A possible limitation of this study is that the TDCRP data used in this study are somewhat dated, because they were collected in the 1980s. This may limit the generalizability of the findings. In particular, the study used DSM-III diagnostic criteria for major depression and a somewhat dated measure of work functioning, the SAS. In addition, the results in the pharmacotherapy condition, which used imipramine, cannot be generalized to more current treatments with selective serotonin reuptake inhibitors or serotonin-norepinephrine reuptake inhibitors.

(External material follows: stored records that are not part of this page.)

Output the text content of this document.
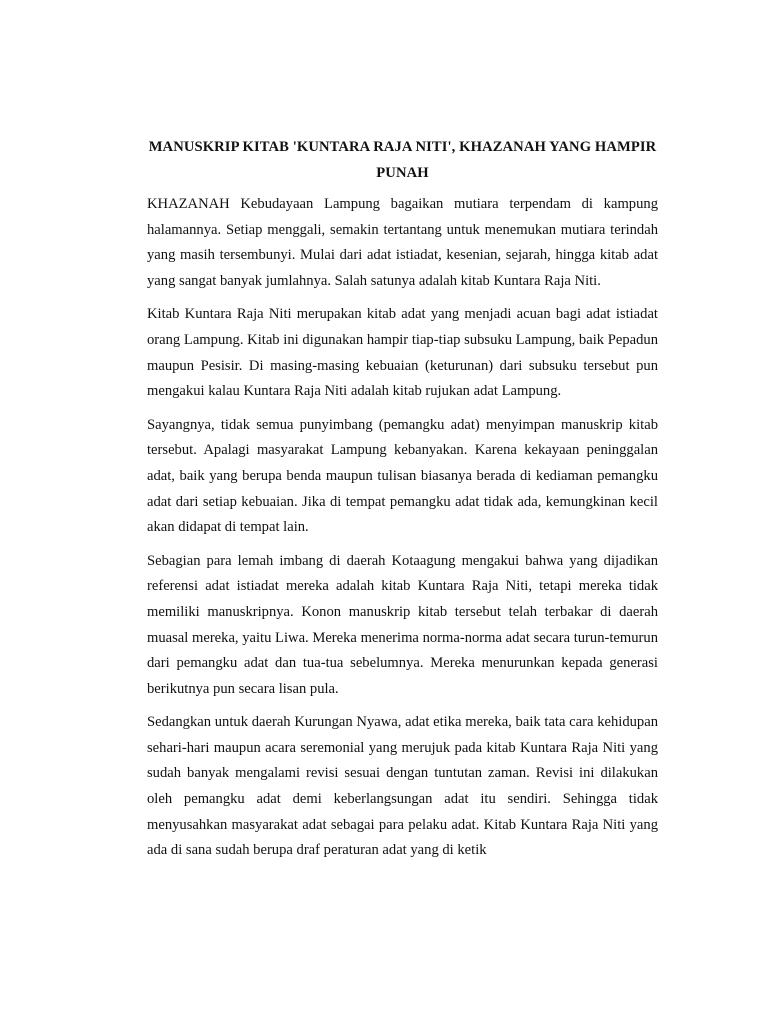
MANUSKRIP KITAB 'KUNTARA RAJA NITI', KHAZANAH YANG HAMPIR PUNAH
KHAZANAH Kebudayaan Lampung bagaikan mutiara terpendam di kampung halamannya. Setiap menggali, semakin tertantang untuk menemukan mutiara terindah yang masih tersembunyi. Mulai dari adat istiadat, kesenian, sejarah, hingga kitab adat yang sangat banyak jumlahnya. Salah satunya adalah kitab Kuntara Raja Niti.
Kitab Kuntara Raja Niti merupakan kitab adat yang menjadi acuan bagi adat istiadat orang Lampung. Kitab ini digunakan hampir tiap-tiap subsuku Lampung, baik Pepadun maupun Pesisir. Di masing-masing kebuaian (keturunan) dari subsuku tersebut pun mengakui kalau Kuntara Raja Niti adalah kitab rujukan adat Lampung.
Sayangnya, tidak semua punyimbang (pemangku adat) menyimpan manuskrip kitab tersebut. Apalagi masyarakat Lampung kebanyakan. Karena kekayaan peninggalan adat, baik yang berupa benda maupun tulisan biasanya berada di kediaman pemangku adat dari setiap kebuaian. Jika di tempat pemangku adat tidak ada, kemungkinan kecil akan didapat di tempat lain.
Sebagian para lemah imbang di daerah Kotaagung mengakui bahwa yang dijadikan referensi adat istiadat mereka adalah kitab Kuntara Raja Niti, tetapi mereka tidak memiliki manuskripnya. Konon manuskrip kitab tersebut telah terbakar di daerah muasal mereka, yaitu Liwa. Mereka menerima norma-norma adat secara turun-temurun dari pemangku adat dan tua-tua sebelumnya. Mereka menurunkan kepada generasi berikutnya pun secara lisan pula.
Sedangkan untuk daerah Kurungan Nyawa, adat etika mereka, baik tata cara kehidupan sehari-hari maupun acara seremonial yang merujuk pada kitab Kuntara Raja Niti yang sudah banyak mengalami revisi sesuai dengan tuntutan zaman. Revisi ini dilakukan oleh pemangku adat demi keberlangsungan adat itu sendiri. Sehingga tidak menyusahkan masyarakat adat sebagai para pelaku adat. Kitab Kuntara Raja Niti yang ada di sana sudah berupa draf peraturan adat yang di ketik
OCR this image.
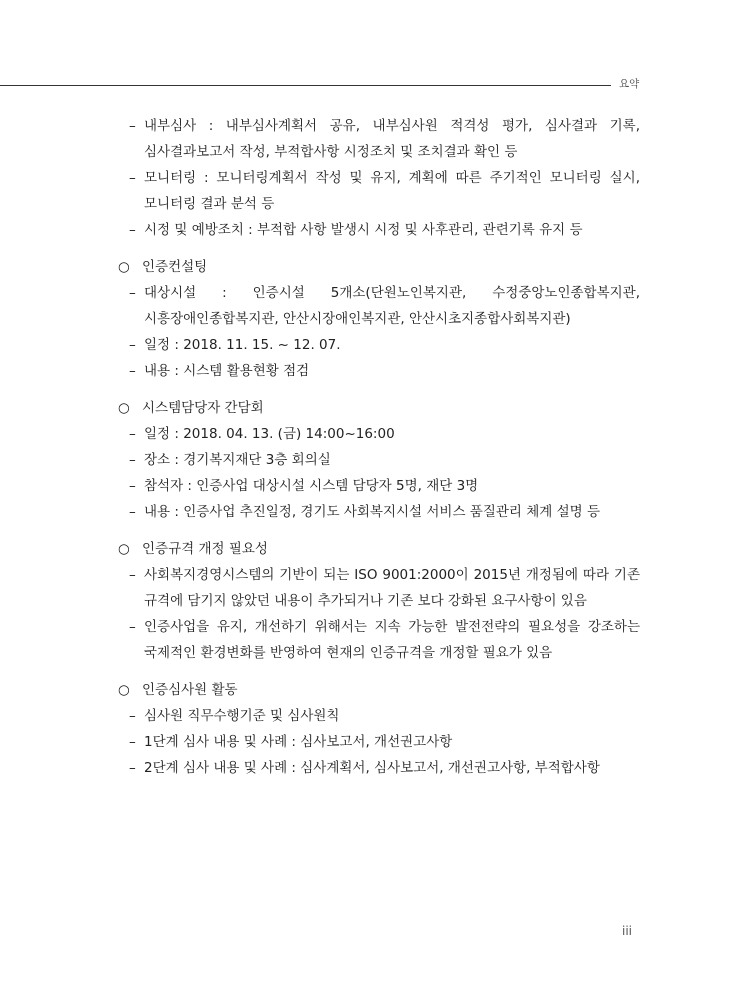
요약
– 내부심사 : 내부심사계획서 공유, 내부심사원 적격성 평가, 심사결과 기록, 심사결과보고서 작성, 부적합사항 시정조치 및 조치결과 확인 등
– 모니터링 : 모니터링계획서 작성 및 유지, 계획에 따른 주기적인 모니터링 실시, 모니터링 결과 분석 등
– 시정 및 예방조치 : 부적합 사항 발생시 시정 및 사후관리, 관련기록 유지 등
○ 인증컨설팅
– 대상시설 : 인증시설 5개소(단원노인복지관, 수정중앙노인종합복지관, 시흥장애인종합복지관, 안산시장애인복지관, 안산시초지종합사회복지관)
– 일정 : 2018. 11. 15. ~ 12. 07.
– 내용 : 시스템 활용현황 점검
○ 시스템담당자 간담회
– 일정 : 2018. 04. 13. (금) 14:00~16:00
– 장소 : 경기복지재단 3층 회의실
– 참석자 : 인증사업 대상시설 시스템 담당자 5명, 재단 3명
– 내용 : 인증사업 추진일정, 경기도 사회복지시설 서비스 품질관리 체계 설명 등
○ 인증규격 개정 필요성
– 사회복지경영시스템의 기반이 되는 ISO 9001:2000이 2015년 개정됨에 따라 기존 규격에 담기지 않았던 내용이 추가되거나 기존 보다 강화된 요구사항이 있음
– 인증사업을 유지, 개선하기 위해서는 지속 가능한 발전전략의 필요성을 강조하는 국제적인 환경변화를 반영하여 현재의 인증규격을 개정할 필요가 있음
○ 인증심사원 활동
– 심사원 직무수행기준 및 심사원칙
– 1단계 심사 내용 및 사례 : 심사보고서, 개선권고사항
– 2단계 심사 내용 및 사례 : 심사계획서, 심사보고서, 개선권고사항, 부적합사항
iii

The patient sample in this study limits the generalizability of the findings. The sample was skewed toward being highly educated and contained a very small number of patients of color. Unfortunately, many clinical trials lack such patients. Future research needs to examine this question regarding social class and work functioning in studies with larger samples of working-class and poor patients and patients from racial-ethnic minority groups.
Despite the study's limitations, it offers several important findings. The first points to the important role that lower social class can play as a negative predictor of improvement in work functioning when cognitive-behavioral therapy, interpersonal psychotherapy, or pharmacotherapy is used to treat depression. These findings highlight the importance of a renewed focus on social class in the treatment literature and suggest that work functioning may be an especially important area to pursue in further research with lower social class populations. Differences in findings that depend on the social class indicator used suggest that additional work is needed to better conceptualize social class to focus on aspects most relevant to depression and work functioning.